Salah satu aspek penting yang membuat seorang atlet menjadi Perenang Unggul dalam polo air adalah pengembangan daya tahan kardiovaskular. Pemain harus mampu berenang bolak-balik di kolam sepanjang pertandingan, yang bisa berlangsung selama empat quarter dengan intensitas tinggi. Latihan interval yang mengkombinasikan sprint dan renang jarak menengah sangat efektif untuk membangun stamina ini. Misalnya, tim polo air putra Banyu Biru yang dilatih oleh Bapak Adi Nugroho, rutin melakukan sesi renang interval setiap hari Senin dan Rabu pagi pukul 06.00 di Pusat Akuatik Nasional, Jakarta. Sesi ini seringkali melibatkan 10-15 repetisi sprint 50 meter diikuti dengan renang jarak 100 meter dengan tempo sedang.
Selain daya tahan, kecepatan renang juga krusial.
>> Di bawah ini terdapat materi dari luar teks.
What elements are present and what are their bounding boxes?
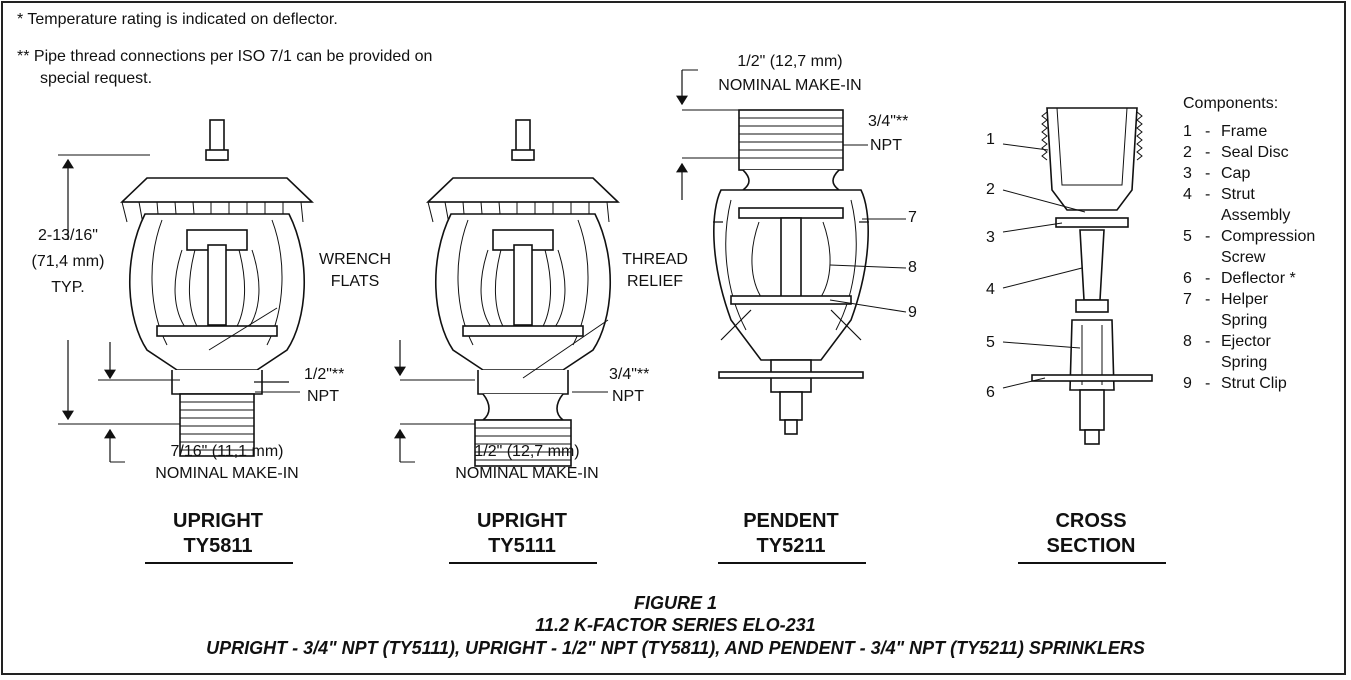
component-dash: - bbox=[1205, 333, 1211, 350]
view-title-line2: SECTION bbox=[1046, 535, 1136, 557]
component-number: 6 bbox=[1183, 270, 1192, 287]
note-temperature: * Temperature rating is indicated on def… bbox=[17, 11, 338, 28]
component-dash: - bbox=[1205, 375, 1211, 392]
callout-3: 3 bbox=[986, 229, 995, 246]
view-title-line2: TY5111 bbox=[488, 535, 556, 557]
components-title: Components: bbox=[1183, 95, 1279, 112]
component-number: 7 bbox=[1183, 291, 1192, 308]
view-title-line1: UPRIGHT bbox=[173, 510, 263, 532]
component-item: 2-Seal Disc bbox=[1183, 143, 1289, 162]
component-number: 4 bbox=[1183, 186, 1192, 203]
component-item: 5-Compression bbox=[1183, 227, 1315, 246]
component-label: Seal Disc bbox=[1221, 144, 1289, 161]
note-pipe-thread-cont: special request. bbox=[40, 70, 153, 87]
callout-4: 4 bbox=[986, 281, 995, 298]
dim-overall-height-typ: TYP. bbox=[51, 279, 85, 296]
component-label: Frame bbox=[1221, 123, 1268, 140]
component-dash: - bbox=[1205, 186, 1211, 203]
label-wrench-flats: WRENCH bbox=[319, 251, 391, 268]
label-npt-half: 1/2"** bbox=[304, 366, 345, 383]
view-title-line2: TY5811 bbox=[183, 535, 253, 557]
view-title-line1: CROSS bbox=[1055, 510, 1127, 532]
component-number: 5 bbox=[1183, 228, 1192, 245]
component-label: Compression bbox=[1221, 228, 1316, 245]
view-underline bbox=[718, 562, 866, 564]
label-wrench-flats-2: FLATS bbox=[330, 273, 380, 290]
makein-c-2: NOMINAL MAKE-IN bbox=[718, 77, 862, 94]
figure-number: FIGURE 1 bbox=[633, 593, 717, 613]
view-title-line2: TY5211 bbox=[756, 535, 826, 557]
callout-7: 7 bbox=[908, 209, 917, 226]
view-title-cross-section: CROSS SECTION bbox=[1006, 509, 1176, 559]
callout-5: 5 bbox=[986, 334, 995, 351]
view-underline bbox=[145, 562, 293, 564]
figure-title: UPRIGHT - 3/4" NPT (TY5111), UPRIGHT - 1… bbox=[206, 638, 1145, 658]
component-dash: - bbox=[1205, 144, 1211, 161]
view-underline bbox=[449, 562, 597, 564]
label-thread-relief: THREAD bbox=[622, 251, 688, 268]
component-item: 8-Ejector bbox=[1183, 332, 1271, 351]
component-item: 9-Strut Clip bbox=[1183, 374, 1287, 393]
label-npt-threeq-c: 3/4"** bbox=[868, 113, 909, 130]
component-number: 8 bbox=[1183, 333, 1192, 350]
component-label: Ejector bbox=[1221, 333, 1271, 350]
label-npt-2: NPT bbox=[612, 388, 644, 405]
view-title-upright-ty5111: UPRIGHT TY5111 bbox=[437, 509, 607, 559]
component-label-cont: Spring bbox=[1221, 354, 1268, 371]
component-label: Strut Clip bbox=[1221, 375, 1287, 392]
label-thread-relief-2: RELIEF bbox=[626, 273, 683, 290]
component-number: 3 bbox=[1183, 165, 1192, 182]
callout-1: 1 bbox=[986, 131, 995, 148]
component-number: 1 bbox=[1183, 123, 1192, 140]
component-item: 3-Cap bbox=[1183, 164, 1250, 183]
makein-b: 1/2" (12,7 mm) bbox=[474, 443, 580, 460]
view-title-upright-ty5811: UPRIGHT TY5811 bbox=[133, 509, 303, 559]
callout-6: 6 bbox=[986, 384, 995, 401]
label-npt-3: NPT bbox=[870, 137, 902, 154]
component-label: Strut bbox=[1221, 186, 1255, 203]
label-npt-1: NPT bbox=[307, 388, 339, 405]
callout-9: 9 bbox=[908, 304, 917, 321]
component-dash: - bbox=[1205, 123, 1211, 140]
makein-b-2: NOMINAL MAKE-IN bbox=[455, 465, 599, 482]
view-underline bbox=[1018, 562, 1166, 564]
dim-overall-height: 2-13/16" bbox=[38, 227, 98, 244]
component-item: 6-Deflector * bbox=[1183, 269, 1296, 288]
callout-2: 2 bbox=[986, 181, 995, 198]
makein-a-2: NOMINAL MAKE-IN bbox=[155, 465, 299, 482]
figure-subtitle: 11.2 K-FACTOR SERIES ELO-231 bbox=[535, 615, 816, 635]
component-label-cont: Assembly bbox=[1221, 207, 1291, 224]
component-item: 7-Helper bbox=[1183, 290, 1268, 309]
component-dash: - bbox=[1205, 270, 1211, 287]
view-title-line1: PENDENT bbox=[743, 510, 839, 532]
component-label: Deflector * bbox=[1221, 270, 1296, 287]
component-number: 9 bbox=[1183, 375, 1192, 392]
component-label: Cap bbox=[1221, 165, 1251, 182]
component-label: Helper bbox=[1221, 291, 1269, 308]
component-dash: - bbox=[1205, 228, 1211, 245]
makein-c: 1/2" (12,7 mm) bbox=[737, 53, 843, 70]
makein-a: 7/16" (11,1 mm) bbox=[170, 443, 284, 460]
component-item: 4-Strut bbox=[1183, 185, 1255, 204]
component-item: 1-Frame bbox=[1183, 122, 1267, 141]
view-title-line1: UPRIGHT bbox=[477, 510, 567, 532]
label-npt-threeq: 3/4"** bbox=[609, 366, 650, 383]
component-dash: - bbox=[1205, 165, 1211, 182]
component-label-cont: Spring bbox=[1221, 312, 1268, 329]
component-number: 2 bbox=[1183, 144, 1192, 161]
callout-8: 8 bbox=[908, 259, 917, 276]
note-pipe-thread: ** Pipe thread connections per ISO 7/1 c… bbox=[17, 48, 433, 65]
view-title-pendent-ty5211: PENDENT TY5211 bbox=[706, 509, 876, 559]
component-label-cont: Screw bbox=[1221, 249, 1266, 266]
dim-overall-height-mm: (71,4 mm) bbox=[31, 253, 105, 270]
component-dash: - bbox=[1205, 291, 1211, 308]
Seorang Perenang Unggul harus mampu melakukan burst kecepatan untuk lolos dari penjagaan lawan, mencapai posisi mencetak gol, atau kembali bertahan dengan cepat. Latihan kickboard drills untuk memperkuat tendangan kaki, pull buoy drills untuk meningkatkan kekuatan lengan, dan latihan sprint pendek berulang sangat membantu. Pola renang eggbeater kick juga esensial, karena memungkinkan pemain tetap tegak di air sambil menggunakan tangan untuk memegang atau melempar bola, menghemat energi untuk gerakan lainnya.
Aspek kelenturan dan kekuatan inti juga berperan dalam menciptakan seorang Perenang Unggul. Kelenturan pada bahu dan pinggul meningkatkan efisiensi setiap kayuhan dan tendangan, sementara inti yang kuat memberikan stabilitas saat melakukan tembakan atau passing dalam posisi tidak ideal. Program latihan di luar kolam yang mencakup strength training dan flexibility exercises wajib dilakukan. Pada seminar “Kebugaran Atlet Polo Air” yang diadakan pada 25 Mei 2025 di Surabaya, Dr. Lisa Maharani, seorang ahli fisiologi olahraga, menegaskan bahwa atlet polo air yang menggabungkan latihan beban fungsional dengan renang menunjukkan peningkatan signifikan dalam kekuatan ledak dan daya tahan di air. Dengan kombinasi latihan renang yang spesifik dan penguatan fisik yang komprehensif, seorang atlet polo air dapat mengasah kemampuan renangnya hingga menjadi yang terbaik di kolam.